Nous quittions la maison de bon matin, sacs en bandoulière, et passions la journée à glaner des orties, dont elle se frottait ensuite les doigts pour soulager son arthrite, avant de les préparer en beignets. Nous mangions à même les branches les mûres et les griottes qui tachaient nos habits, nous récoltions des fleurs de tilleul et de sureau qui me faisaient éternuer, et elle s’asseyait pour tricoter des napperons informes, dans une forêt de pins, tandis que je ramassais les glands de la saison passée pour réaliser des figurines informes, à l'aide de colle. Chez elle, il y avait un lit où des herbes séchaient sur du papier journal, et elle était toujours en train de mâcher quelque chose tout juste sorti du sol.
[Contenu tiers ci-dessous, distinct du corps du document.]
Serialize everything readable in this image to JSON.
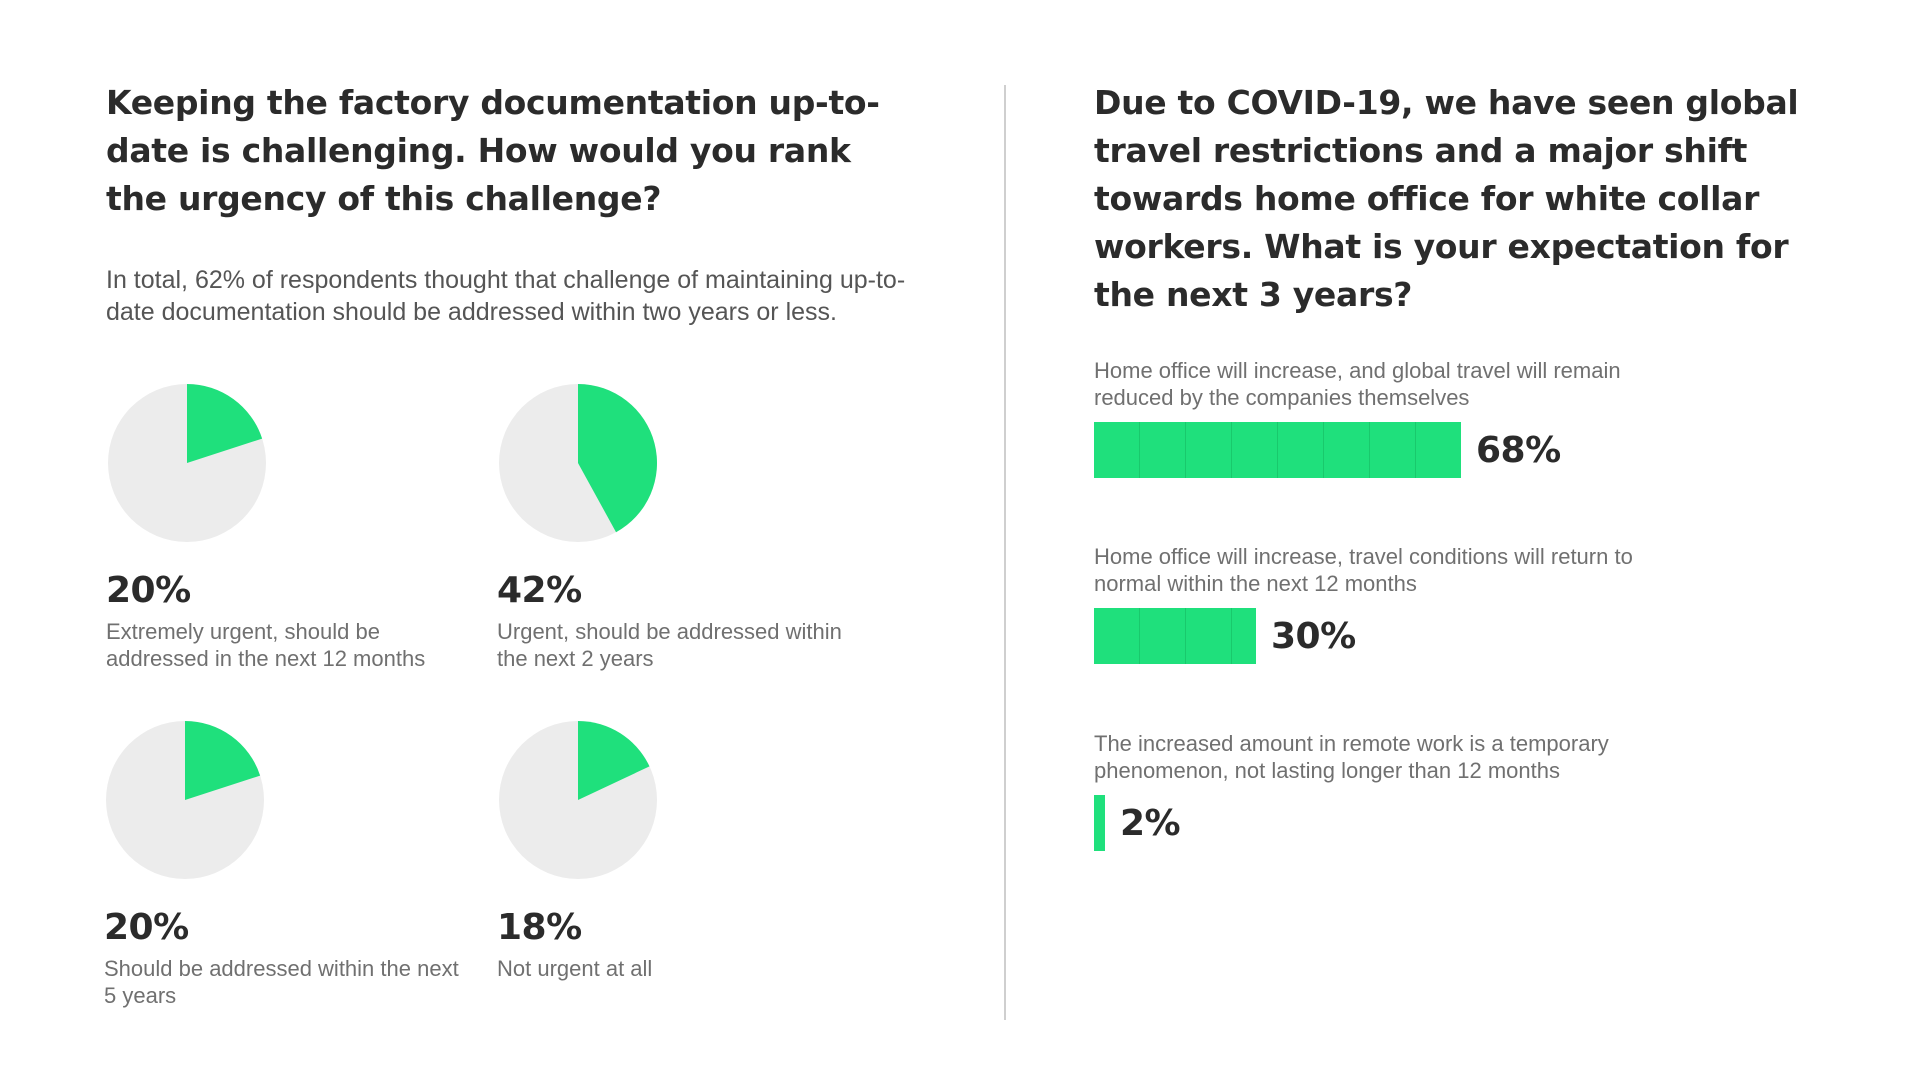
{
  "left": {
    "heading": "Keeping the factory documentation up-to-date is challenging. How would you rank the urgency of this challenge?",
    "summary": "In total, 62% of respondents thought that challenge of maintaining up-to-date documentation should be addressed within two years or less."
  },
  "right": {
    "heading": "Due to COVID-19, we have seen global travel restrictions and a major shift towards home office for white collar workers. What is your expectation for the next 3 years?"
  },
  "colors": {
    "accent": "#1fe07c",
    "pie_background": "#ececec",
    "divider": "#cfcfcf"
  },
  "chart_data": [
    {
      "type": "pie",
      "slices": [
        {
          "percent_label": "20%",
          "value": 20,
          "label": "Extremely urgent, should be addressed in the next 12 months"
        },
        {
          "percent_label": "42%",
          "value": 42,
          "label": "Urgent, should be addressed within the next 2 years"
        },
        {
          "percent_label": "20%",
          "value": 20,
          "label": "Should be addressed within the next 5 years"
        },
        {
          "percent_label": "18%",
          "value": 18,
          "label": "Not urgent at all"
        }
      ]
    },
    {
      "type": "bar",
      "orientation": "horizontal",
      "xlim": [
        0,
        100
      ],
      "bars": [
        {
          "label": "Home office will increase, and global travel will remain reduced by the companies themselves",
          "value": 68,
          "percent_label": "68%"
        },
        {
          "label": "Home office will increase, travel conditions will return to normal within the next 12 months",
          "value": 30,
          "percent_label": "30%"
        },
        {
          "label": "The increased amount in remote work is a temporary phenomenon, not lasting longer than 12 months",
          "value": 2,
          "percent_label": "2%"
        }
      ]
    }
  ]
}
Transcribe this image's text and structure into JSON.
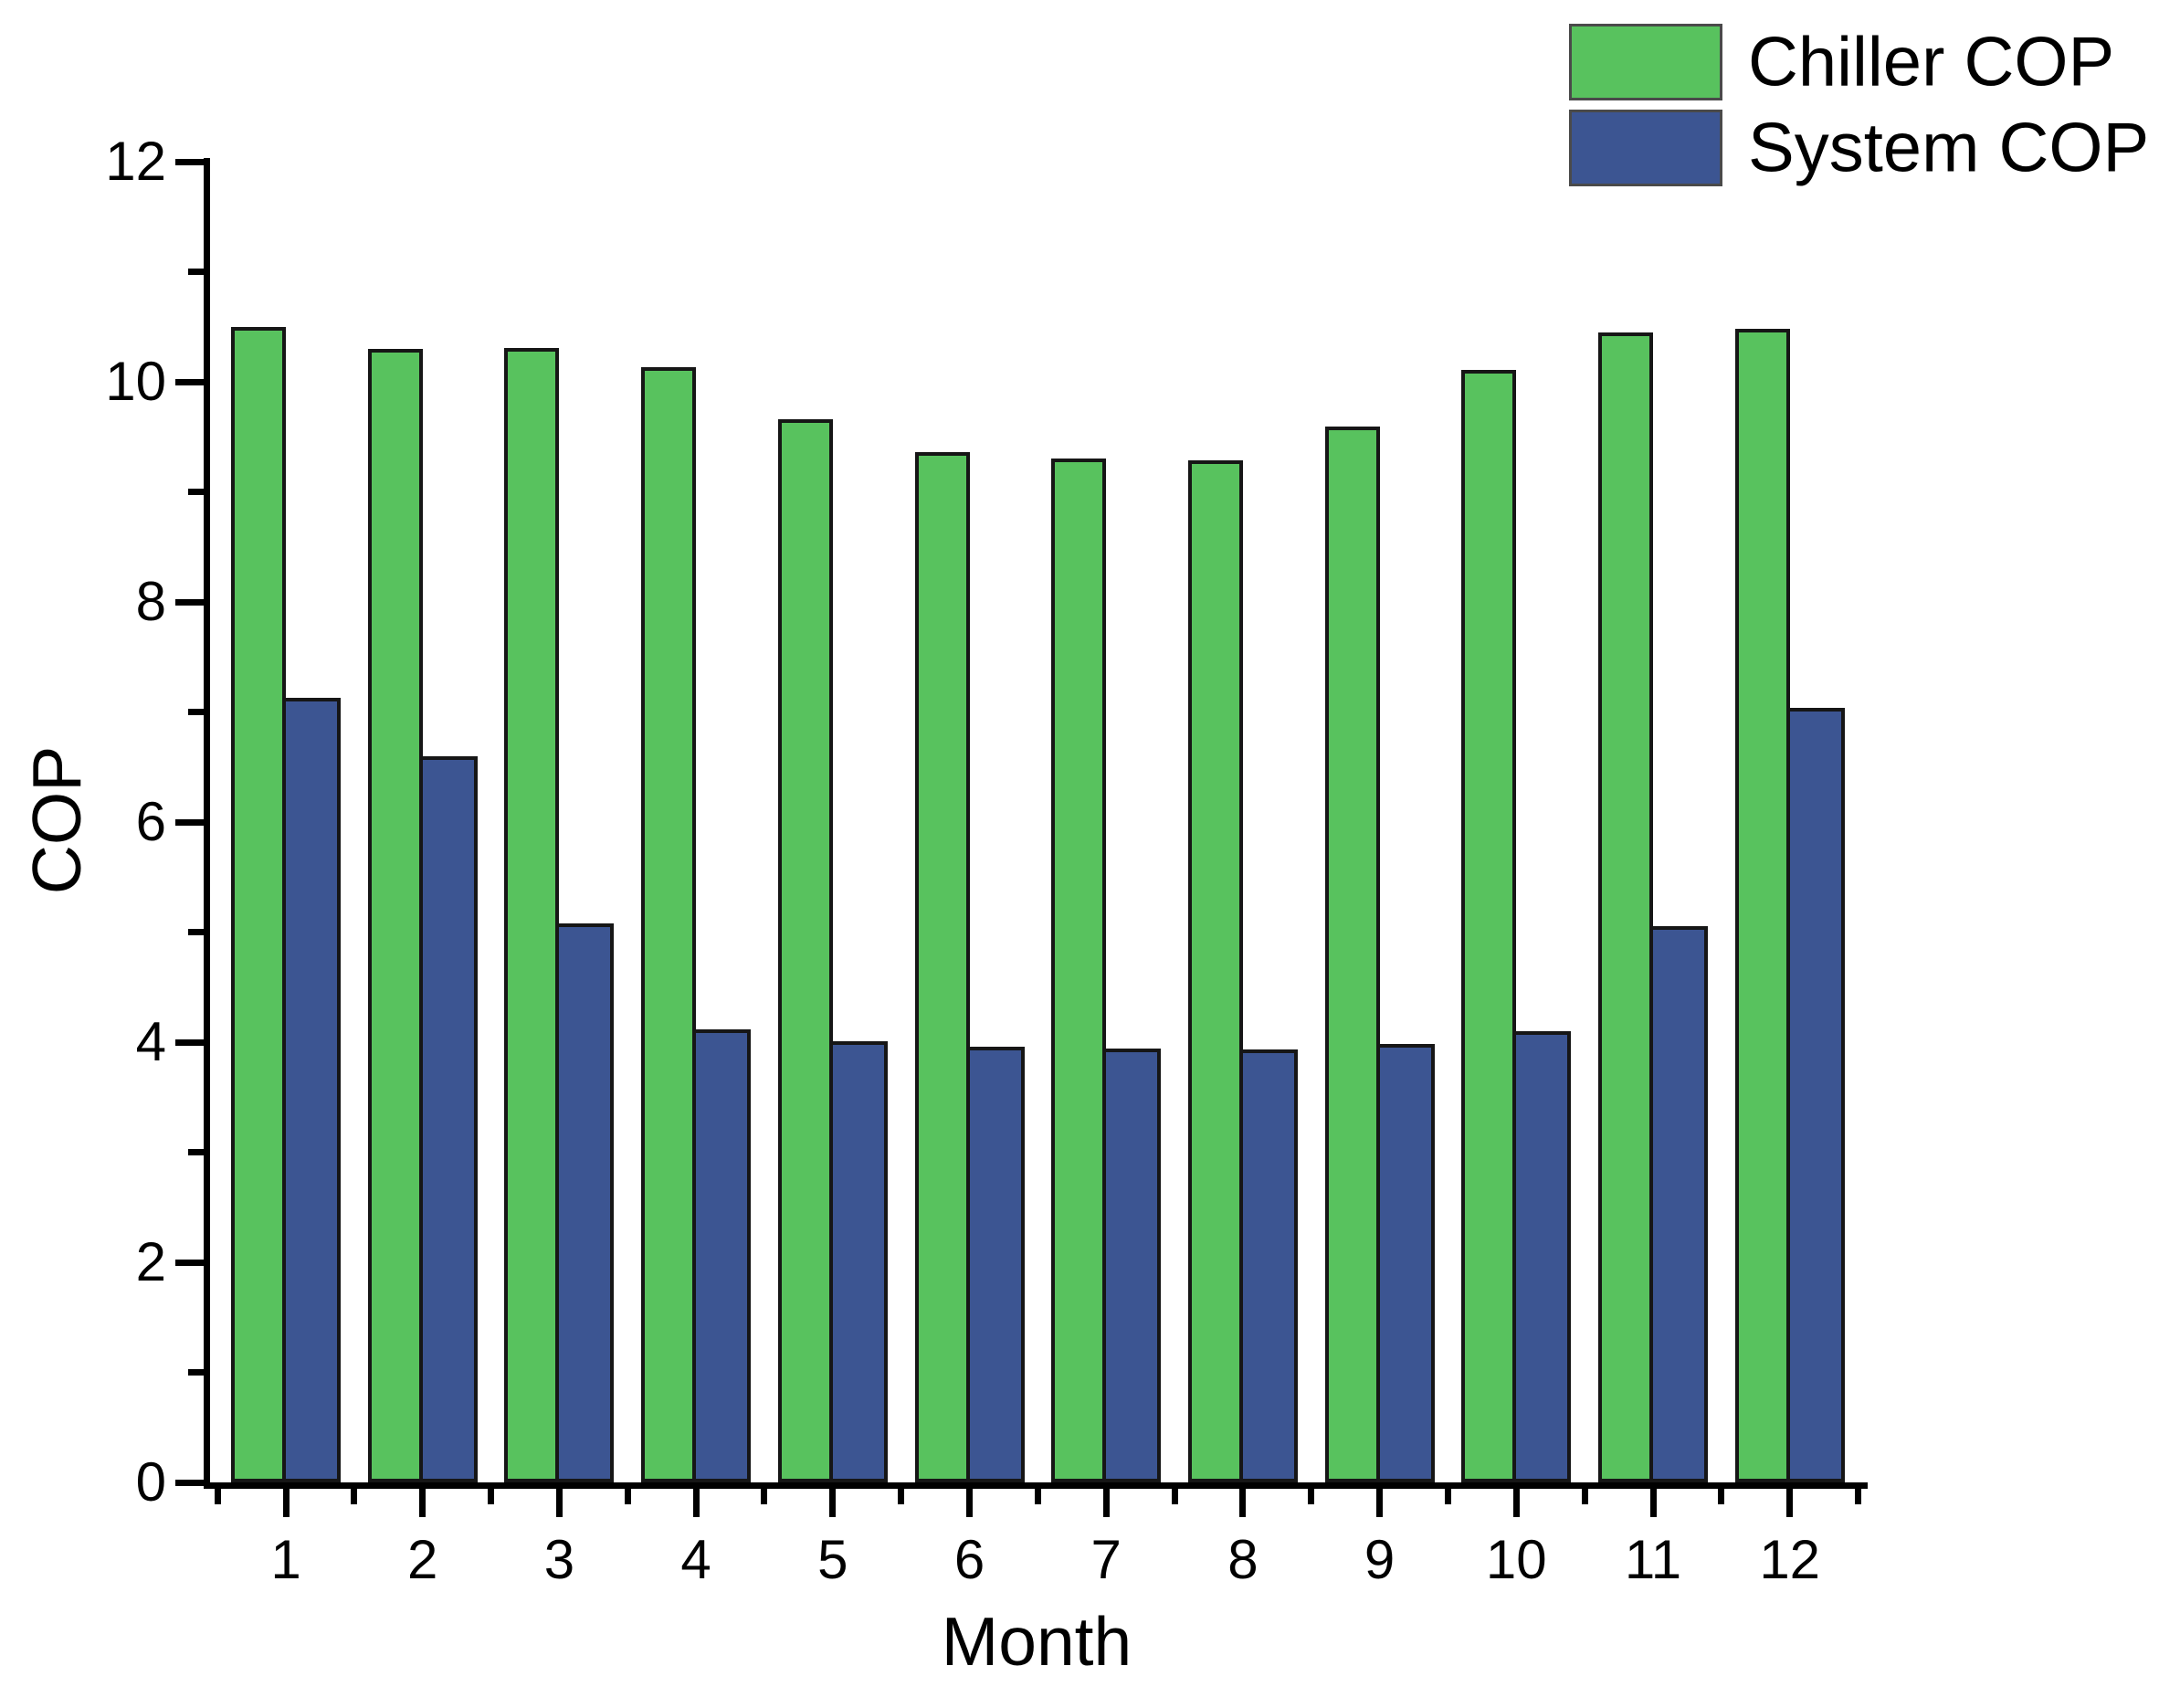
{
  "chart_data": {
    "type": "bar",
    "title": "",
    "xlabel": "Month",
    "ylabel": "COP",
    "categories": [
      "1",
      "2",
      "3",
      "4",
      "5",
      "6",
      "7",
      "8",
      "9",
      "10",
      "11",
      "12"
    ],
    "series": [
      {
        "name": "Chiller COP",
        "color": "#58c25e",
        "values": [
          10.5,
          10.3,
          10.31,
          10.13,
          9.66,
          9.36,
          9.3,
          9.29,
          9.59,
          10.11,
          10.45,
          10.48
        ]
      },
      {
        "name": "System COP",
        "color": "#3c5592",
        "values": [
          7.13,
          6.6,
          5.08,
          4.12,
          4.01,
          3.96,
          3.94,
          3.93,
          3.98,
          4.1,
          5.05,
          7.04
        ]
      }
    ],
    "ylim": [
      0,
      12
    ],
    "y_major_step": 2,
    "y_minor_step": 1,
    "y_tick_labels": [
      "0",
      "2",
      "4",
      "6",
      "8",
      "10",
      "12"
    ],
    "bar_border_color": "#161616",
    "axis_color": "#000000",
    "legend_position": "top-right",
    "grid": false
  }
}
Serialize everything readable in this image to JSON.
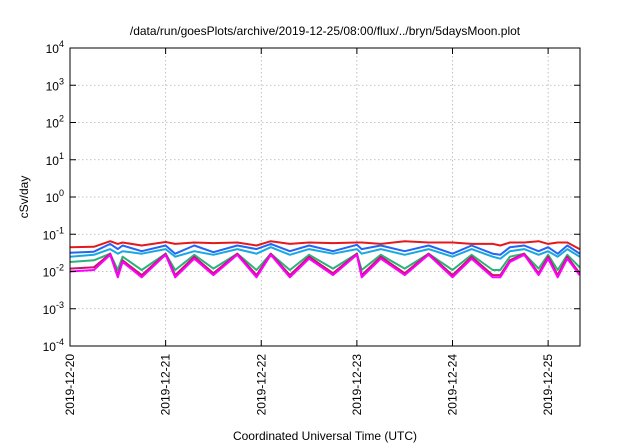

Pour qui n'a pas coutume de dormir sans toit, l'expérience est renversante. Car, sous les astres, il n'existe aucune frontière entre le sommeil et la conscience. Je rêvais que j'ouvrais les yeux pour découvrir des millions d'étoiles. Jamais je n'vais vu tant d'étoiles, hormis un soir d'hiver dans l'archipel des Hébrides, sur l'île d'Uist. Je flottais, allongée, au-dessus de la vallée, effarée par ma piètre connaissance des étoiles, ma piètre connaissance de tout. Je suis incapable de saisir où je suis et ce que je suis par rapport aux astres. Ils m'appellent de leurs voix célestes, je me lève et m'appuie contre la balustrade en bois, le sureau me caresse le bras. En bas, dans la vallée, les lumières de la ville scintillent tels des vers luisants dans une grotte.
C'était une maison ordinaire et délabrée comme on en voit partout dans les villages, avec un muret en pierre bas, des sabots en plastique dans l'entrée et une vitre brisée remplacée par un pan de carton. Du jardin émanaient les murmures des roses et de ces petites pommes précoces qui vous emplissent la bouche d'amertume quand vous les croquez. De l'eau-de-vie de prune artisanale fermentait dans des cuves de 100 litres non loin du robinet extérieur. Les effluves boisées des tomates cœur de bœuf m'assaillirent dès le portail, à l'instant où je tendis la main pour l'ouvrir.
Tout se produit deux fois. Une fois en tant que fragment de vie et une seconde fois sous forme de souvenir...ou d'oubli.